A reestruturação da estatal, segundo ele, passa pela sua inserção nas políticas públicas de combate à fome e de enfrentamento à inflação, como o fortalecimento do Programa de Aquisição de Alimentos (PAA).
Segundo Pretto, a Conab negocia no governo uma suplementação de R$ 850 milhões para o orçamento do programa ainda para este ano. Outro pleito é a inclusão da estatal no Programa de Aceleração do Crescimento (PAC) com novos armazéns para ampliar sua capacidade estática, hoje de 1,6 milhão de toneladas.
Veja abaixo os principais trechos da entrevista.
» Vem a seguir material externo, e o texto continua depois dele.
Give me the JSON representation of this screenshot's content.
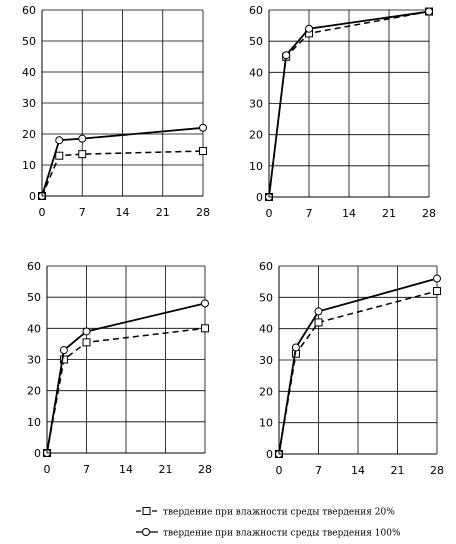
{
  "chart_data": [
    {
      "type": "line",
      "x": [
        0,
        3,
        7,
        28
      ],
      "xticks": [
        0,
        7,
        14,
        21,
        28
      ],
      "yticks": [
        0,
        10,
        20,
        30,
        40,
        50,
        60
      ],
      "xlim": [
        0,
        28
      ],
      "ylim": [
        0,
        60
      ],
      "grid": true,
      "series": [
        {
          "name": "твердение при влажности среды твердения 20%",
          "marker": "square",
          "style": "dashed",
          "values": [
            0,
            13,
            13.5,
            14.5
          ]
        },
        {
          "name": "твердение при влажности среды твердения 100%",
          "marker": "circle",
          "style": "solid",
          "values": [
            0,
            18,
            18.5,
            22
          ]
        }
      ]
    },
    {
      "type": "line",
      "x": [
        0,
        3,
        7,
        28
      ],
      "xticks": [
        0,
        7,
        14,
        21,
        28
      ],
      "yticks": [
        0,
        10,
        20,
        30,
        40,
        50,
        60
      ],
      "xlim": [
        0,
        28
      ],
      "ylim": [
        0,
        60
      ],
      "grid": true,
      "series": [
        {
          "name": "твердение при влажности среды твердения 20%",
          "marker": "square",
          "style": "dashed",
          "values": [
            0,
            45,
            52.5,
            59.5
          ]
        },
        {
          "name": "твердение при влажности среды твердения 100%",
          "marker": "circle",
          "style": "solid",
          "values": [
            0,
            45.5,
            54,
            59.5
          ]
        }
      ]
    },
    {
      "type": "line",
      "x": [
        0,
        3,
        7,
        28
      ],
      "xticks": [
        0,
        7,
        14,
        21,
        28
      ],
      "yticks": [
        0,
        10,
        20,
        30,
        40,
        50,
        60
      ],
      "xlim": [
        0,
        28
      ],
      "ylim": [
        0,
        60
      ],
      "grid": true,
      "series": [
        {
          "name": "твердение при влажности среды твердения 20%",
          "marker": "square",
          "style": "dashed",
          "values": [
            0,
            30,
            35.5,
            40
          ]
        },
        {
          "name": "твердение при влажности среды твердения 100%",
          "marker": "circle",
          "style": "solid",
          "values": [
            0,
            33,
            39,
            48
          ]
        }
      ]
    },
    {
      "type": "line",
      "x": [
        0,
        3,
        7,
        28
      ],
      "xticks": [
        0,
        7,
        14,
        21,
        28
      ],
      "yticks": [
        0,
        10,
        20,
        30,
        40,
        50,
        60
      ],
      "xlim": [
        0,
        28
      ],
      "ylim": [
        0,
        60
      ],
      "grid": true,
      "series": [
        {
          "name": "твердение при влажности среды твердения 20%",
          "marker": "square",
          "style": "dashed",
          "values": [
            0,
            32,
            42,
            52
          ]
        },
        {
          "name": "твердение при влажности среды твердения 100%",
          "marker": "circle",
          "style": "solid",
          "values": [
            0,
            34,
            45.5,
            56
          ]
        }
      ]
    }
  ],
  "legend": {
    "items": [
      {
        "label": "твердение при влажности среды твердения 20%",
        "marker": "square",
        "style": "dashed"
      },
      {
        "label": "твердение при влажности среды твердения 100%",
        "marker": "circle",
        "style": "solid"
      }
    ]
  }
}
Quatro meses depois de assumir a Conab, o senhor está animado em ter a estatal de novo atuando como agente de apoio à comercialização da safra e de abastecedora de alimentos às regiões que assim necessitam? Quais serão as prioridades da gestão neste segundo semestre?
Estou muito entusiasmado. Quando o presidente Lula me convidou para ser presidente da Conab, ele me disse da disposição do governo em transformar a Conab em um dos principais instrumentos de viabilidade dos agricultores, de combate à fome e de enfrentamento à inflação dos alimentos. É este o caminho que estamos seguindo. No primeiro semestre, já reestruturamos políticas que foram importantes para o Brasil e que a Conab deixou de fazer nos últimos anos. Para o segundo semestre, queremos operacionalizar o Programa de Aquisição de Alimentos (PAA), que é um dos principais programas que a Conab desenvolve. Queremos também fortalecer a volta da política da formação de estoques públicos, que já iniciamos, e é uma prioridade. É uma decisão do presidente voltar a formar estoques públicos, o que não ocorre desde 2016. Outra prioridade é a política nacional de abastecimento alimentar. Queremos diminuir o distanciamento entre o produtor e o consumidor, levando uma alimentação mais saudável para a periferia e para a população mais vulnerável.
O senhor falou em reestruturação da Conab. O presidente Lula e os ministros da Agricultura, Carlos Fávaro, e do Desenvolvimento Agrário, Paulo Teixeira, também falam em reestruturação da empresa. O que já andou nesse processo e o que ainda falta, presidente?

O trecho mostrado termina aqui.